Solar-powered harvesters work in a two-stage cycle: an absorbent material first captures water from the air and, once it is saturated, the system is sealed and heated with sunlight to extract the captured water. Alternating between the two stages requires manual labour or a switching system, which adds complexity and cost.

By contrast, the new harvester developed at KAUST (King Abdullah University of Science and Technology) is said to passively alternate between the two stages so it can cycle continuously without intervention.

Project lead and KAUST post-doctoral student Kaijie Yang said initial inspiration came from observing natural processes, specifically how plants efficiently transport water from their roots to their leaves through specialised structures.

“In our system, mass transport bridges play a crucial role as a connection between the ‘open part’ for atmospheric water capture and the ‘closed part’ for freshwater generation,” Yang said in a statement.

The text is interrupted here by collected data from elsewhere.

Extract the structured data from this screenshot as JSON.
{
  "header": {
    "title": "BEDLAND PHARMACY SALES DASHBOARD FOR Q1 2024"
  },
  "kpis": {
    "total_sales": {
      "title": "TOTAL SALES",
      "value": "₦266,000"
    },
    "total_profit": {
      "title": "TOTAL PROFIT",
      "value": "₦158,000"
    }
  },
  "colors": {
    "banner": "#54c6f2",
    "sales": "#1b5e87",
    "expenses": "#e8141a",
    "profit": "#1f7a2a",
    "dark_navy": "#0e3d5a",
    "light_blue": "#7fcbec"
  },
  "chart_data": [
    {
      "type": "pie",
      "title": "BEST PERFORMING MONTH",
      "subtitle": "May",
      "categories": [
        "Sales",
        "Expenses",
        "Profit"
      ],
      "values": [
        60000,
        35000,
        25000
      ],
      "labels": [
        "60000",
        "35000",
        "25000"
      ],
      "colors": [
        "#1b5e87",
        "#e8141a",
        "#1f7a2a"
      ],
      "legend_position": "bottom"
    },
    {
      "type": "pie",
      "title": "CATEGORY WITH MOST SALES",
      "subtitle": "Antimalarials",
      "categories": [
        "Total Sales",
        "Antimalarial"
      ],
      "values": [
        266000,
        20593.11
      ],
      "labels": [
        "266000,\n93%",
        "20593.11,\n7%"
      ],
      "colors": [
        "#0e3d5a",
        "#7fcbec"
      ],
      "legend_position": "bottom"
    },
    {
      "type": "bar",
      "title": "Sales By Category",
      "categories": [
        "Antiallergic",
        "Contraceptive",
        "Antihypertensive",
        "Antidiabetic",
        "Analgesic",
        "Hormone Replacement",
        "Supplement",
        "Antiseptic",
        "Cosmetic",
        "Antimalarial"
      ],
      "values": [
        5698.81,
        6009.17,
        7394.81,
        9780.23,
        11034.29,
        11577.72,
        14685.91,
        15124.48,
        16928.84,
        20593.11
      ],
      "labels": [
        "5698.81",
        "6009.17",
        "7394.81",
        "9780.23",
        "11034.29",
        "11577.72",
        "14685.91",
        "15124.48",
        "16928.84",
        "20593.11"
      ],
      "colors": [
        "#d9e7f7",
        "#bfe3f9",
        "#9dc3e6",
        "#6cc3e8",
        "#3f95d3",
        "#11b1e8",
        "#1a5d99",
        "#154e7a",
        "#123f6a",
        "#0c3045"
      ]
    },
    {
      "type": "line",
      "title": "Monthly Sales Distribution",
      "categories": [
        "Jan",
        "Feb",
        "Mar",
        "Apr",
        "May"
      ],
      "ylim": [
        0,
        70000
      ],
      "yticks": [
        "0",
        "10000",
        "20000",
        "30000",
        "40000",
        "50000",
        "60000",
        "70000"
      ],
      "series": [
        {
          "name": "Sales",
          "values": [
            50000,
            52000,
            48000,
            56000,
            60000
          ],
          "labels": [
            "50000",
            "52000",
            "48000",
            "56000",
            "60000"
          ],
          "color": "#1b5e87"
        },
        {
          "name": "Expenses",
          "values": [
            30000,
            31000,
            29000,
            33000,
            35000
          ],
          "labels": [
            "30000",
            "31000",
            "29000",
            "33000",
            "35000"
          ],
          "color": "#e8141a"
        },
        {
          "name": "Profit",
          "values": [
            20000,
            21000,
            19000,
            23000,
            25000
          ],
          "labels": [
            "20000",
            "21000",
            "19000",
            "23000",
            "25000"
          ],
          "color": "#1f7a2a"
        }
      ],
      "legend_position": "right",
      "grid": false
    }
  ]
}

According to KAUST, the mass transport bridges are a collection of vertical microchannels filled with a salt solution that absorbs water.

The water-rich salt solution is pulled up the channel by the same capillary action that pulls water up plant stems, and then the concentrated salt solution diffuses back down to collect more water.

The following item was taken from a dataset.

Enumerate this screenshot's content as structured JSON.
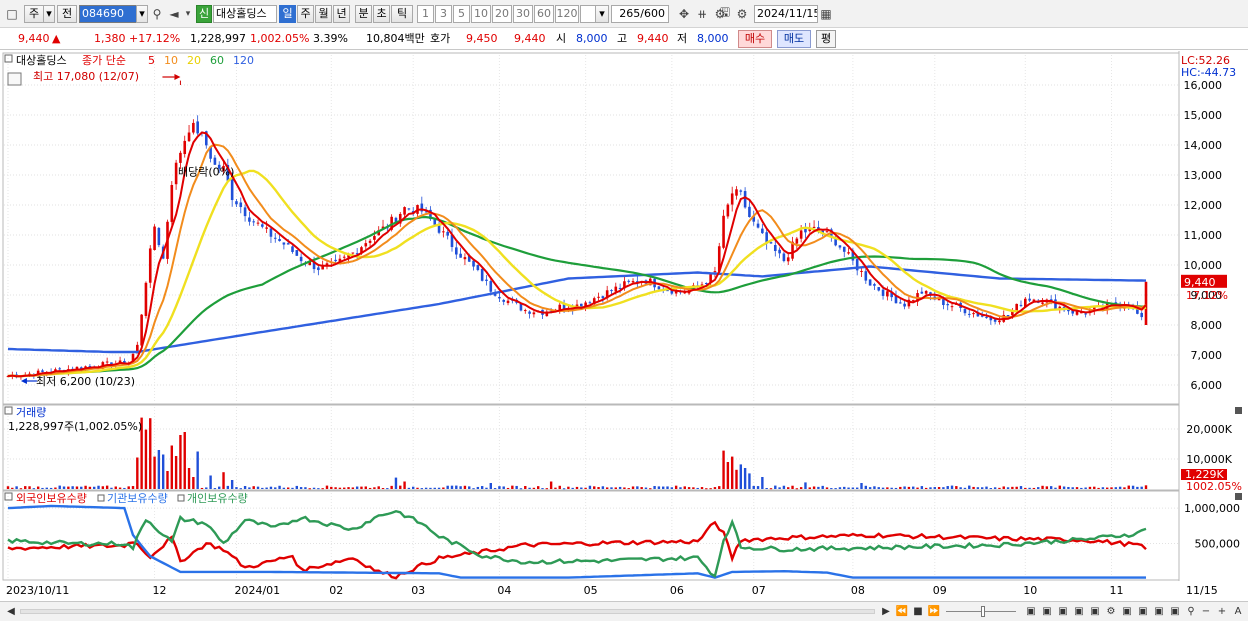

“By optimising the transport of mass and heat within the system, we enhanced its efficiency and effectiveness,” said Tingting Pan, another postdoc who worked on the project.

During testing the system in Saudi Arabia, each square metre is said to have produced 2-3 litres of water per day during the summer, and about 1-3 litres per day in the autumn.

During the tests, the team ran the system for several weeks without the need for maintenance. They also showed that it could be used as a direct point source to irrigate Chinese cabbage and desert trees.

“The materials we used were a water-wicking fabric, a low-cost hygroscopic salt and a plastic-based frame. We chose the materials for their affordability and availability, so we anticipate the cost is affordable for large-scale application in low-income areas,” said Qiaoqiang Gan, one of the study’s senior authors.

The team’s findings are detailed in Nature Communications.